Arab Saudi bersama Bahrain, Mesir, dan Uni Emirat Arab memasukkan ulama pendukung Ikhwanul Muslimin, Yusuf Qardhawi, dalam daftar teroris bersama 58 orang dan 12 organisasi yang berbasis di Qatar.
Seperti dilansir Al Jazeera, Jumat 9 Juni 2017, pengumuman ini dilakukan oleh keempat negara secara bersama, menyusul tudingan bahwa Qatar mendukung kelompok teror baik Sunni dan Syiah yang beroperasi di Timur Tengah.
Selain Qardhawi, ulama asal Mesir yang kini menjadi warga Qatar, sebanyak 18 warga Qatar lain juga masuk dalam daftar tersebut. Mereka terdiri atas para pengusaha, politikus hingga anggota keluarga kerajaan Al Thani yang berkuasa di Qatar.
Masuk daftar teror bukanlah yang pertama bagi Qardhawi, pria berusia 90 tahun itu. Pada 2014, Mesir dan Uni Emirat Arab memasukkan namanya dan 40 petinggi Ikhwanul Muslimin ke dalam daftar teroris dan mengirimkannya ke Interpol.

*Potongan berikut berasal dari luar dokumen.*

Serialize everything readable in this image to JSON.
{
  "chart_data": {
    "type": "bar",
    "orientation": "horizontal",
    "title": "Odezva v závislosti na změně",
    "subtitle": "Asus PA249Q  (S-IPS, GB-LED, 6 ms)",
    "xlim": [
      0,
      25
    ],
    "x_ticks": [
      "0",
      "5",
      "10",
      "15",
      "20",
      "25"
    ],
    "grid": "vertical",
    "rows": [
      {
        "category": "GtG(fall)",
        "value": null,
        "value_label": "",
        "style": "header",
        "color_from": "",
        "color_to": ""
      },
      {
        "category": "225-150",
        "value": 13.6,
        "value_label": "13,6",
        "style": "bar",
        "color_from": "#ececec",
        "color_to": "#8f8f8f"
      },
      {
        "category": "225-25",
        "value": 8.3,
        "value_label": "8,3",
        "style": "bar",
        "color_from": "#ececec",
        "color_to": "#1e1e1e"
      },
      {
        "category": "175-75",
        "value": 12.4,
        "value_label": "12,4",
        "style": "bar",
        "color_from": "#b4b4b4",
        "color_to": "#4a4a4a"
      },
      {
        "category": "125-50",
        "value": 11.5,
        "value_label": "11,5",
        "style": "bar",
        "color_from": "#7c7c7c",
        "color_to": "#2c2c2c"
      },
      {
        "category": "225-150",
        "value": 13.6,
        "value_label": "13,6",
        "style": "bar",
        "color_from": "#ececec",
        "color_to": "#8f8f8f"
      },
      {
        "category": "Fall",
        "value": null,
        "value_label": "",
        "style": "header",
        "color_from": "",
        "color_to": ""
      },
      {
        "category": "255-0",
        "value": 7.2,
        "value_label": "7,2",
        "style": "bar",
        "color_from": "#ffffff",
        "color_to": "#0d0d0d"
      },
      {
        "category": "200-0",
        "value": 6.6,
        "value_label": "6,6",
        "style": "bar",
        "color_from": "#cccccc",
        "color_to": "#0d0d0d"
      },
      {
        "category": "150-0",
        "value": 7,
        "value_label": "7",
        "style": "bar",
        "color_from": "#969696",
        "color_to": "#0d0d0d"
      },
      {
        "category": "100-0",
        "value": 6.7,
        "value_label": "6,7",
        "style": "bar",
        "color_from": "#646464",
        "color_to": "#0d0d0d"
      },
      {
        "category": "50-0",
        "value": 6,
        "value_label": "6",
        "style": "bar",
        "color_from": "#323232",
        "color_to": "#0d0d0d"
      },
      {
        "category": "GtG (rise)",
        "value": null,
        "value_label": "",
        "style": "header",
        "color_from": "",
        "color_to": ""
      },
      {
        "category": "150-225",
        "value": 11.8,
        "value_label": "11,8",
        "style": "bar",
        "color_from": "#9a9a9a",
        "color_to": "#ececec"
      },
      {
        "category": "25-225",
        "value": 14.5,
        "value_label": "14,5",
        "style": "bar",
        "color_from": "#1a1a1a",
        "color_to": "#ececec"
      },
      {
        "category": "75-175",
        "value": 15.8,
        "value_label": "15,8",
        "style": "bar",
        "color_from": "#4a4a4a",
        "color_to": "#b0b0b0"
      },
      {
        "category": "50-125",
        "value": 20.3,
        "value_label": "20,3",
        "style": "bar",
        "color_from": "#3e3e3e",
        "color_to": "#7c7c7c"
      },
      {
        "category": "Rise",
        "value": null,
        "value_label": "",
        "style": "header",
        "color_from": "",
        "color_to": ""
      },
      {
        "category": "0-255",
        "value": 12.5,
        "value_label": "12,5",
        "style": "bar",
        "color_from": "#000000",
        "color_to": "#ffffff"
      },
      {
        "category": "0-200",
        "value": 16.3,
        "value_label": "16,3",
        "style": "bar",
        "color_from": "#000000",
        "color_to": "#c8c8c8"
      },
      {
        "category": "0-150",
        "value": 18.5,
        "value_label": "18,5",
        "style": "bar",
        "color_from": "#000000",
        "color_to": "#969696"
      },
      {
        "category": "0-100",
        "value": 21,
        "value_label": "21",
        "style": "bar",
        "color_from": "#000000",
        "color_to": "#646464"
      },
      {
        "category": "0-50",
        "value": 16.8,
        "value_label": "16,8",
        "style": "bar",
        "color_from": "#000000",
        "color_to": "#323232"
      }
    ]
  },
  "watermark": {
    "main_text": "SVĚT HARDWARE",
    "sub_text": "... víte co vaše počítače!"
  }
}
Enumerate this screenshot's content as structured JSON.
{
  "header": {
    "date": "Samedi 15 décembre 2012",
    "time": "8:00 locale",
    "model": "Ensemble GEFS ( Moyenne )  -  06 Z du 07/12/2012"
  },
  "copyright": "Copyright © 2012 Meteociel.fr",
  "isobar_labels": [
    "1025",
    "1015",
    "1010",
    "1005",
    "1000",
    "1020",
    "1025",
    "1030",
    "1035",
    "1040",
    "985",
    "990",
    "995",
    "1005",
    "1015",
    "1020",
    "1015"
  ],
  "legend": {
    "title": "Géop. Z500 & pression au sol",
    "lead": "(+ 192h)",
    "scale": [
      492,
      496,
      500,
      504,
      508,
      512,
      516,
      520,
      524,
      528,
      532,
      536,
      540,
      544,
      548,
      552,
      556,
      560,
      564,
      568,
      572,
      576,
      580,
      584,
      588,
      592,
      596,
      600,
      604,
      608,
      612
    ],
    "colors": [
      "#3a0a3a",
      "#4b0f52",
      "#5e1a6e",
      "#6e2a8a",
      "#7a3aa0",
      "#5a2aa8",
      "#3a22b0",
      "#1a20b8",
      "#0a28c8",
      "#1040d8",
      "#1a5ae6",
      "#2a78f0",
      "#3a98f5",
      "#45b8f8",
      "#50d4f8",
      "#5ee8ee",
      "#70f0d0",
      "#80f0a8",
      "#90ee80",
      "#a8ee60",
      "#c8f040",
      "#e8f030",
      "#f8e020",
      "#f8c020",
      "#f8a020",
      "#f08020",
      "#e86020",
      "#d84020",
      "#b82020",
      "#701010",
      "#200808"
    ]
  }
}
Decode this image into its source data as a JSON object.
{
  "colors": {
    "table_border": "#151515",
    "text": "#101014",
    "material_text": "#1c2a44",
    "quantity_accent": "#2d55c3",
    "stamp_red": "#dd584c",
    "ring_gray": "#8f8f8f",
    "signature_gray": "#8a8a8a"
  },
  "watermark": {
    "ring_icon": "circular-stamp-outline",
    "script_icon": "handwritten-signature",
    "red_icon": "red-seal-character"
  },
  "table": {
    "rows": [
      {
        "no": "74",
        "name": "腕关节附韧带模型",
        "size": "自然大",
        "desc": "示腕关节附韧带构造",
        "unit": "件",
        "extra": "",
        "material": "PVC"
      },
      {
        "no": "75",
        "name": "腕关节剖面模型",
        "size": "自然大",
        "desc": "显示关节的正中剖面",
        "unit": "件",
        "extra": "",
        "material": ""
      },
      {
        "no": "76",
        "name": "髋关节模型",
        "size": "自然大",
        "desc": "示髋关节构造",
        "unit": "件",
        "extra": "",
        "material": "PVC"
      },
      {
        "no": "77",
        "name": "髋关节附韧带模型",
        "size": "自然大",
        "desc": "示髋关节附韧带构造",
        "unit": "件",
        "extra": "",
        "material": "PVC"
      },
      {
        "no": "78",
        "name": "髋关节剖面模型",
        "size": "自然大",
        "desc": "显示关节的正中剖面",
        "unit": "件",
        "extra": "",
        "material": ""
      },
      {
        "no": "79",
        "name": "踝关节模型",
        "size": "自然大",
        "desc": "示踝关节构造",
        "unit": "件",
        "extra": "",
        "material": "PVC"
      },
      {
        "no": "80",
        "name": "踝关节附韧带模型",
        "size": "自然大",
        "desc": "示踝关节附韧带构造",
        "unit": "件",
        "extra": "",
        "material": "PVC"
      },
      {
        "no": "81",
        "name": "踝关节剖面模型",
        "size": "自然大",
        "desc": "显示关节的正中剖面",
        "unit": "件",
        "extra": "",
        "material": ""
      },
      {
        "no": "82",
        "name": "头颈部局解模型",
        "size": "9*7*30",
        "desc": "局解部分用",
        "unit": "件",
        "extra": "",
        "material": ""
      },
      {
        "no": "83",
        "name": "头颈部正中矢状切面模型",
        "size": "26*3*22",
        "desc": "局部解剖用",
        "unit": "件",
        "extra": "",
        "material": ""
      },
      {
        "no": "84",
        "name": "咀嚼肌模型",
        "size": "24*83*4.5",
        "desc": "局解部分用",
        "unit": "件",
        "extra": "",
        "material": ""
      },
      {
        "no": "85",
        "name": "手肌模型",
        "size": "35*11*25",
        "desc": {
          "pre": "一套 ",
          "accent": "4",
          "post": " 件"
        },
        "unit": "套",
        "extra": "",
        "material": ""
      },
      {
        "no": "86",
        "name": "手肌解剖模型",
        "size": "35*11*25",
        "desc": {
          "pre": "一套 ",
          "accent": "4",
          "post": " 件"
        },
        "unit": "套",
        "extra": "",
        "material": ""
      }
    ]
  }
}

“Pemerintah Mesir berhasil membujuk Interpol bahwa mereka ini adalah buronan dan teroris yang menghasut kekerasan dan kejahatan,” kata pejabat militer tingkat tinggi Mesir kepada harian Arab Saudi, Asharq Al-Awsat, saat itu.
Situs resmi Interpol pada 2014 menyatakan bahwa Qardhawi dituduh terlibat dalam “kesepakatan, hasutan dan bantuan untuk melakukan pembunuhan yang disengaja, membantu tahanan untuk melarikan diri, pembakaran, pengrusakan dan pencurian.”
Ini terkait dengan penggulingan Presiden Mesir terpilih Muhammad Mursi yang didukung Ikhwanul Muslimin, kelompok yang menjadikan ulama kharismatik ini sebagai pemimpin spiritualnya.
Qardhawi meninggalkan Mesir dan menjadi warga Qatar sejak 1961 karena berulang kali dibui oleh rezim pemerintah. Pada 2011, ia sempat kembali ke Mesir menyusul revolusi yang menggulingkan diktator Husni Mubarak.
Pengumuman ini menyusul aksi Arab Saudi, Uni Emirat Arab, Mesir, Bahrain dan sekutu lainnya yang memutuskan hubungan diplomatik dengan Qatar pada pekan ini.
Negara-negara itu menggunakan dalih adanya pendanaan Doha terhadap kelompok ekstremis dan hubungan dengan Iran, sebagai negara saingan utama Arab Saudi, untuk memutus hubungan diplomatik.
Ketegangan yang berlangsung lama akhirnya menjadi konflik terbuka bulan lalu, setelah Qatar mengklaim situs berita negaranya diretas oleh pihak yang tidak dikenal.